EBNP education of nurses needs to begin at orientation to the hospital and is essential that this education is continually built upon and supported with extra education given to nurse managers, educators and advanced practice nurses (Pochciol & Warren, 2009 & Tolson et al, 2008). Ross (2010) suggests nurses information literacy be improved to ensure nurses are able to practice EBN. Information literacy is the ability to competently recognise, locate, and evaluate the fundamental information required at a given point (Ross, 2010). The ICU, where I am employed, has undergone significant changes to the staff and managerial side of the unit. At one point the Clinical Nurse Specialists ratio decreased to less than 5% of nursing staff and there was not a permanent full time Clinical Nurse Consultant. Without the necessary support acquired from these roles the education of ICU nurses and the implementation of new practices, policies and procedures decreased significantly.

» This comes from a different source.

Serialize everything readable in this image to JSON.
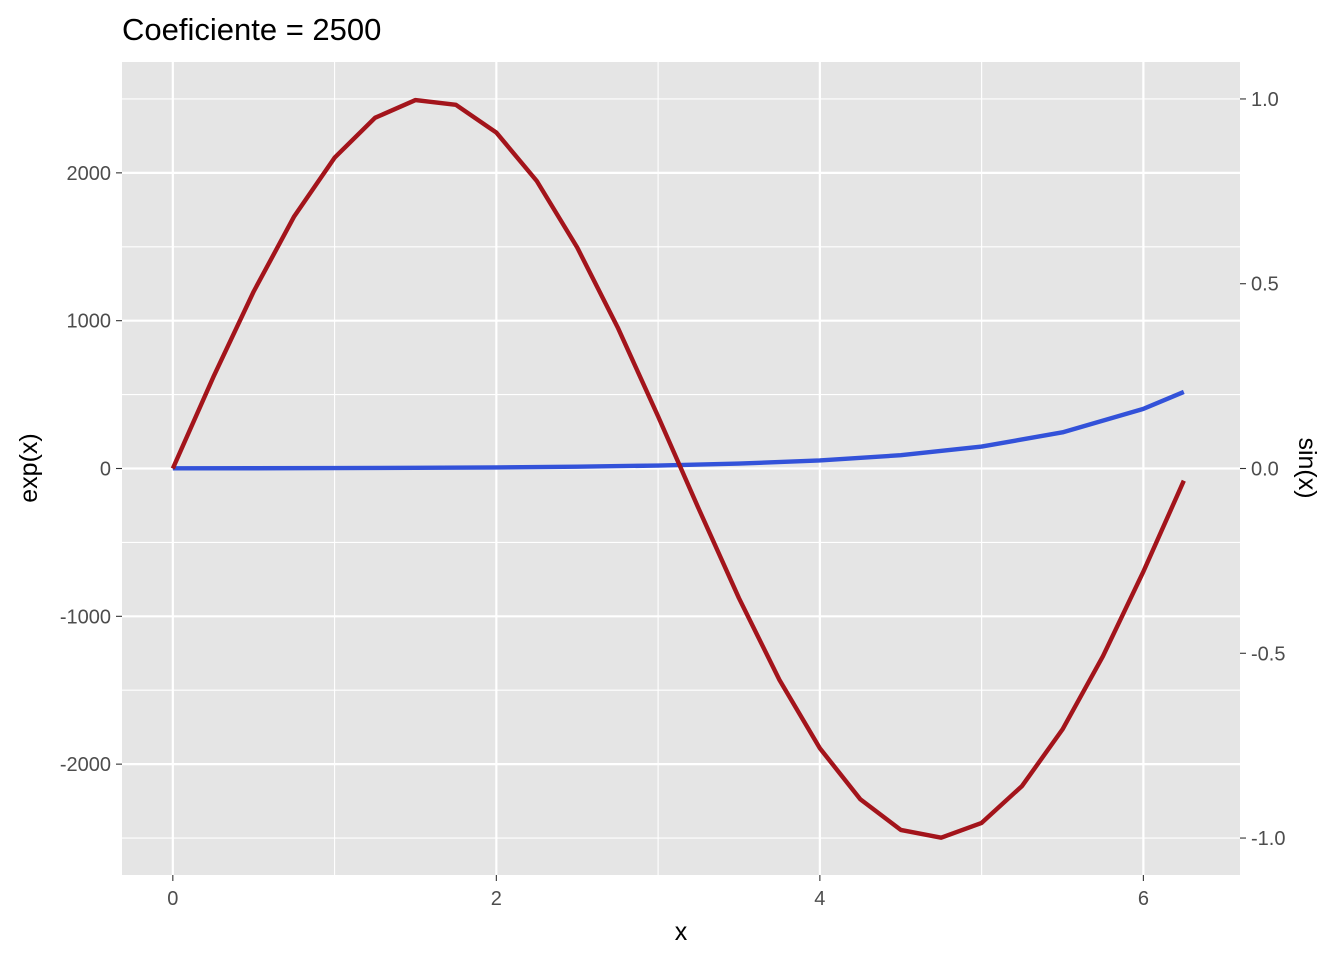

These barriers significantly halted EBNP from occurring in the ICU as there were very few highly educated leaders available to support EBNP. As suggested by Eizenberg, (2011), Gerrish et al. (2011), and Cullen et al. (2011), educated leaders and managers are needed to keep and instill EBNP to an institution. To obtain Magnet Status hospitals must ensure that EBNP is in place, is supported, and is sustained by the organisation (Brown et al., 2011). To procure nurse interest in EBNP, and maintain Magnet Status, some hospitals have linked participation in EBNP to clinical ladder advancement and a monetary reward in the form of a wage increase with advancement up the ladder (Whitmer, Aver, Beerman, & Weishaupt, 2011). To hold their position on the clinical advancement ladder the nurse must show, yearly, that he/she is supporting, or implementing, or participating in EBNP within the setting they are employed (Whitmer et al, 2011).
The benefits of practicing EBN includes: patients ability to access effective evidence based treatment information; facilitates consistent improvement, through decision making, to healthcare systems; facilitates decisions based on up-to-date evidence and technologies; and reduces variances in nursing care from one nurse to another – standard and competencies are evidence based and consistent; through evidence based competencies the professional status of nursing is elevated to higher heights (Gerrish et al., 2011; Eizenberg, 2011). In conclusion, the challenges/barriers, barrier strategies, and benefits of EBNP has been discussed. Little discussion on EBNP within an ICU was attempted as the ICU nurses face the same situations, challenges/barriers, strategies and benefits as nurses in other areas of healthcare (Sciarra, 2011). Nurses must be given organisational support, education and knowledge needed to participate proficiently in EBNP.